Terri Krejci, 60, of Huntsville, Alabama, was working as a night manager at CVS in 2014 when she learned she had breast cancer. She underwent six months of chemotherapy, then surgery. Her medical team warned her she might lose her hair, that she would be nauseous. She had no idea she might lose her fingerprints.
“It was right after my second round of chemotherapy, and I had a Samsung phone with Touch ID, and it kept saying, ‘Fingerprint not detected,’” says Krejci, who is now retired. “Then one of the nurses said, ‘Oh yeah, I think we forgot to tell you. It’s going to happen.’ They said it might be a long time before I see those fingerprints again.”
That created a particular problem—Krejci had to operate her fingerprint ID to get into the oncology ward. Someone had to let her in every time until they finally gave in and gave her a code. Ten years later, her hands are back to normal, she says, but she still has to regularly reset the fingerprint scan on her phone.
Langenburg, the forensic scientist, says the problems with fingerprints aren’t going away anytime soon. He predicts the trend will be to operate multiple biometrics to compensate for potential fingerprint problems — retinal scanning or facial identification AND for example, a fingerprint.

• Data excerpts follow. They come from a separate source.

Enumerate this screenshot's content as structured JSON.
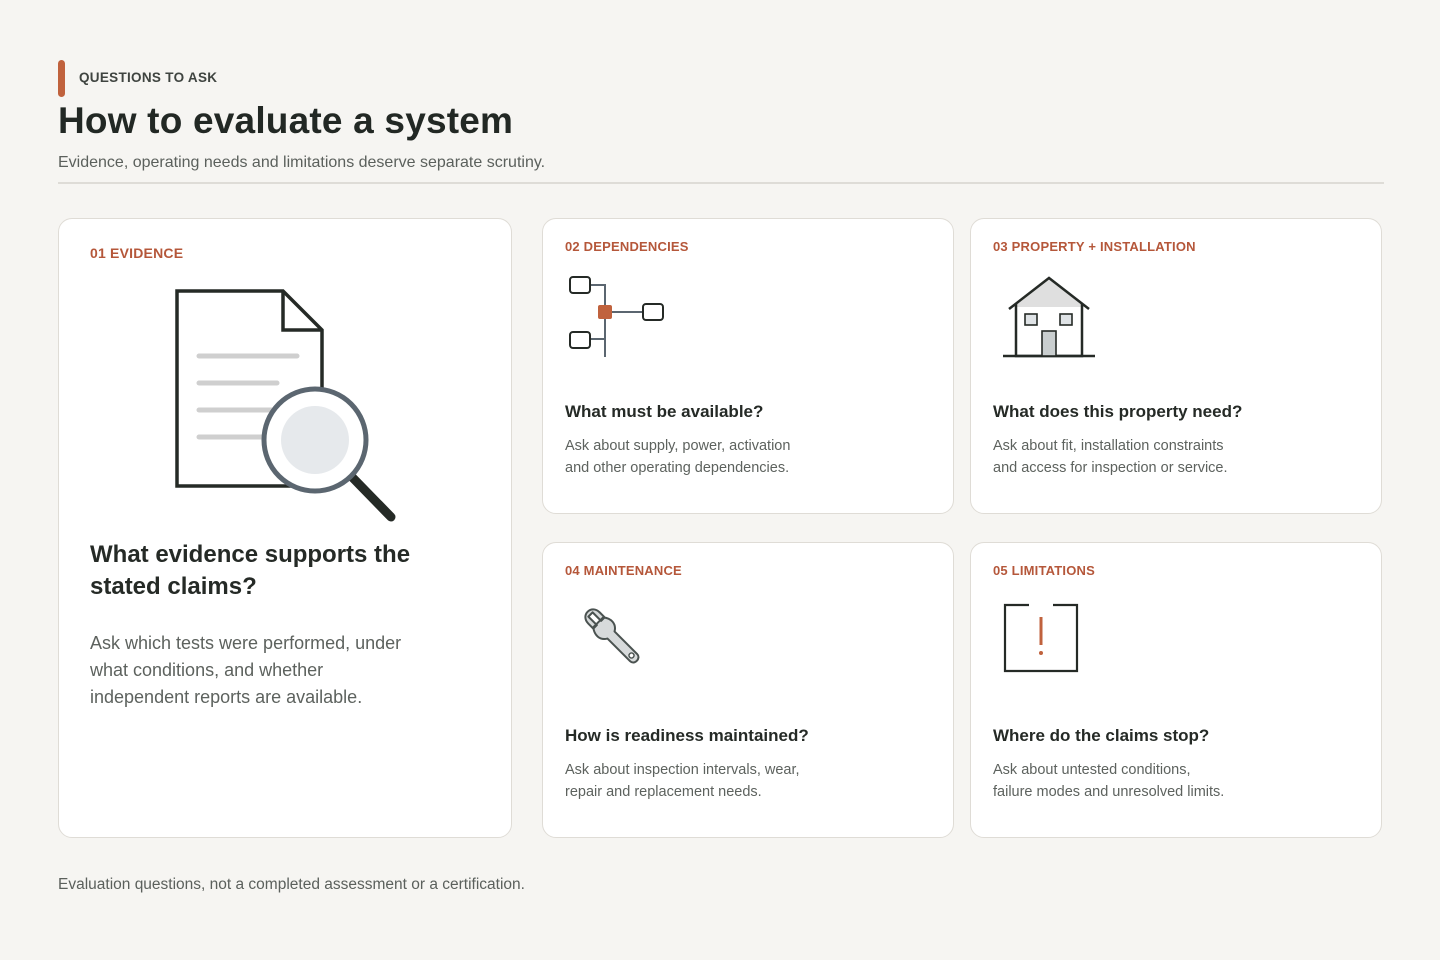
{
  "header": {
    "eyebrow": "QUESTIONS TO ASK",
    "title": "How to evaluate a system",
    "subtitle": "Evidence, operating needs and limitations deserve separate scrutiny."
  },
  "colors": {
    "accent": "#c0623d",
    "background": "#f6f5f2",
    "card": "#ffffff",
    "text": "#222824"
  },
  "cards": [
    {
      "tag": "01 EVIDENCE",
      "icon": "document-magnifier-icon",
      "question": "What evidence supports the stated claims?",
      "body": "Ask which tests were performed, under what conditions, and whether independent reports are available."
    },
    {
      "tag": "02 DEPENDENCIES",
      "icon": "dependency-nodes-icon",
      "question": "What must be available?",
      "body": "Ask about supply, power, activation\nand other operating dependencies."
    },
    {
      "tag": "03 PROPERTY + INSTALLATION",
      "icon": "house-icon",
      "question": "What does this property need?",
      "body": "Ask about fit, installation constraints\nand access for inspection or service."
    },
    {
      "tag": "04 MAINTENANCE",
      "icon": "wrench-icon",
      "question": "How is readiness maintained?",
      "body": "Ask about inspection intervals, wear,\nrepair and replacement needs."
    },
    {
      "tag": "05 LIMITATIONS",
      "icon": "warning-box-icon",
      "question": "Where do the claims stop?",
      "body": "Ask about untested conditions,\nfailure modes and unresolved limits."
    }
  ],
  "footnote": "Evaluation questions, not a completed assessment or a certification."
}
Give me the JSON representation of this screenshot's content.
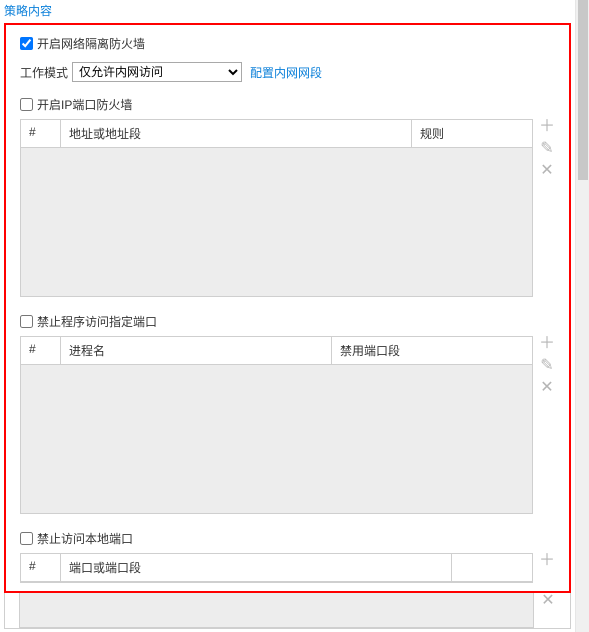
{
  "header": {
    "title": "策略内容"
  },
  "main": {
    "enable_firewall": {
      "checked": true,
      "label": "开启网络隔离防火墙"
    },
    "work_mode": {
      "label": "工作模式",
      "selected": "仅允许内网访问",
      "config_link": "配置内网网段"
    },
    "ip_port_firewall": {
      "checked": false,
      "label": "开启IP端口防火墙",
      "columns": {
        "index": "#",
        "address": "地址或地址段",
        "rule": "规则"
      }
    },
    "program_port": {
      "checked": false,
      "label": "禁止程序访问指定端口",
      "columns": {
        "index": "#",
        "process": "进程名",
        "disabled_port": "禁用端口段"
      }
    },
    "local_port": {
      "checked": false,
      "label": "禁止访问本地端口",
      "columns": {
        "index": "#",
        "port": "端口或端口段"
      }
    }
  },
  "icons": {
    "add": "＋",
    "edit": "✎",
    "delete": "✕"
  }
}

For people who know they have trouble with fingerprints — construction workers, rock climbers — there are ways to make your handprints easier to read, he says. Stay hydrated and operate hand sanitizer or lotion right before you get scanned. In Minnesota and Wisconsin, fingerprinters operate “udder balm”, typically used on cows as it makes the fingers slightly sticky, making fingerprinting easier.

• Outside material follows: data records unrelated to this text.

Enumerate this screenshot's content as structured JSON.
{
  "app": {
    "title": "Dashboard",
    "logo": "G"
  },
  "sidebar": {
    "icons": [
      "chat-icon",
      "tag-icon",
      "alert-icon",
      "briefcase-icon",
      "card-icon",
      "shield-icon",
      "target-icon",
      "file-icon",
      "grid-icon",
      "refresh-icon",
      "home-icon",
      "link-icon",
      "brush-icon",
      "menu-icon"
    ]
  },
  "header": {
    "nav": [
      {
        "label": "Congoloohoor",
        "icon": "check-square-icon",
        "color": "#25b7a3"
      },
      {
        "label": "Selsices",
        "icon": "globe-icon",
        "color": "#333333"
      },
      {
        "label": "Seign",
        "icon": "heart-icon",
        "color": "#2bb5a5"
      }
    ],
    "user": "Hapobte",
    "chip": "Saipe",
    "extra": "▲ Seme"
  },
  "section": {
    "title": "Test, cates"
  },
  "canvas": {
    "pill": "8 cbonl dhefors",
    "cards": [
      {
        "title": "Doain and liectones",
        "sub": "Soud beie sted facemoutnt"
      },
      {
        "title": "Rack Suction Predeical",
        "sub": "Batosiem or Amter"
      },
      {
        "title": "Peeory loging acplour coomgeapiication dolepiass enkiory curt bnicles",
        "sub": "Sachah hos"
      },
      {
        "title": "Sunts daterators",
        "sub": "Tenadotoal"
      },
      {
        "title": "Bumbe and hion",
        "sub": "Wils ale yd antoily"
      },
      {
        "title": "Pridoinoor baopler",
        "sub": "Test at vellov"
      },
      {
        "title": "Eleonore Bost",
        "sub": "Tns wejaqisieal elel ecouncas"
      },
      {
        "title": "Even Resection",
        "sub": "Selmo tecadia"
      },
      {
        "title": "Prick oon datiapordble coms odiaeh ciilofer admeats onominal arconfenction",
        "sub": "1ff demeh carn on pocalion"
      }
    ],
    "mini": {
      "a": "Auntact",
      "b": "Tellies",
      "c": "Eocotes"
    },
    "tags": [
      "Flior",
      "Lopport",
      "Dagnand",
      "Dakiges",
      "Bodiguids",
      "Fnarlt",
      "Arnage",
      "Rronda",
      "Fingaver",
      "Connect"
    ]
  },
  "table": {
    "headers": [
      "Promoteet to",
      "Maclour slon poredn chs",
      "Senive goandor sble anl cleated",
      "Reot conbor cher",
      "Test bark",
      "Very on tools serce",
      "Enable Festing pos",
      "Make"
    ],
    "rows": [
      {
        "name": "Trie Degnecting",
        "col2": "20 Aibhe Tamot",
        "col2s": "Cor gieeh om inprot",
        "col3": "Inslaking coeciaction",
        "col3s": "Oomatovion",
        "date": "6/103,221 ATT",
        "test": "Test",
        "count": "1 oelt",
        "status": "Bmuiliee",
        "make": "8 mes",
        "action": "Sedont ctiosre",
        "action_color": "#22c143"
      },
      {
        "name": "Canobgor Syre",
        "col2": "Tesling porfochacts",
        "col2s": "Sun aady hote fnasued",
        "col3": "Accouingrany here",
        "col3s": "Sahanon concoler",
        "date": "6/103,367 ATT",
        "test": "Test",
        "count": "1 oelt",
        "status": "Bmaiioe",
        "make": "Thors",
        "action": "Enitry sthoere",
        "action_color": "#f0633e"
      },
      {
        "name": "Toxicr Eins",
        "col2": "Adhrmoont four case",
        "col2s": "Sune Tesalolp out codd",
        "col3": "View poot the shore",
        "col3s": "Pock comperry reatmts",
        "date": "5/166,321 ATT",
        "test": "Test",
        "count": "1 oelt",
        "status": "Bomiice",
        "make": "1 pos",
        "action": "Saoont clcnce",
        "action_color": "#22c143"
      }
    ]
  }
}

Of course, there are people who to want their fingerprints have been masked — especially criminals. “They often pay large sums of money to try to mask their fingerprints with acid or surgery or something else,” he says Thomas Buseyprofessor of psychology and brain sciences at Indiana University who studies the operate of fingerprints and fingerprint analysis accuracy.
But Langenburg says going through these extensive procedures often backfires, creating a more unique mark. He points to the American gangster John Dillingerwho cut his fingers and then poured acid into them, which left scars in the middle of the fingers but left all the tips, joints and sides identifiable. “As soon as we see red flags like that, we know this person is trying to hide their identity. It’s the kind of bullshit that’s been going on for 100 years and it’s not working,” Langenburg says.
Busey says it’s odd that we’ve focused on using fingerprints for biometric identification. A criminal’s fingerprints typically involve capturing all 10 fingers as well as the palm, capturing a huge amount of detail, whereas something like a phone, computer or airport scanner might only operate one finger, or just an area on that finger. It’s a very constrained identifier if something goes wrong — and something that spreads.
“You probably have a password for your computer, and you probably don’t share it with other people,” Busey says. “But when your fingerprint is your password, you literally leave it on every object you touch.”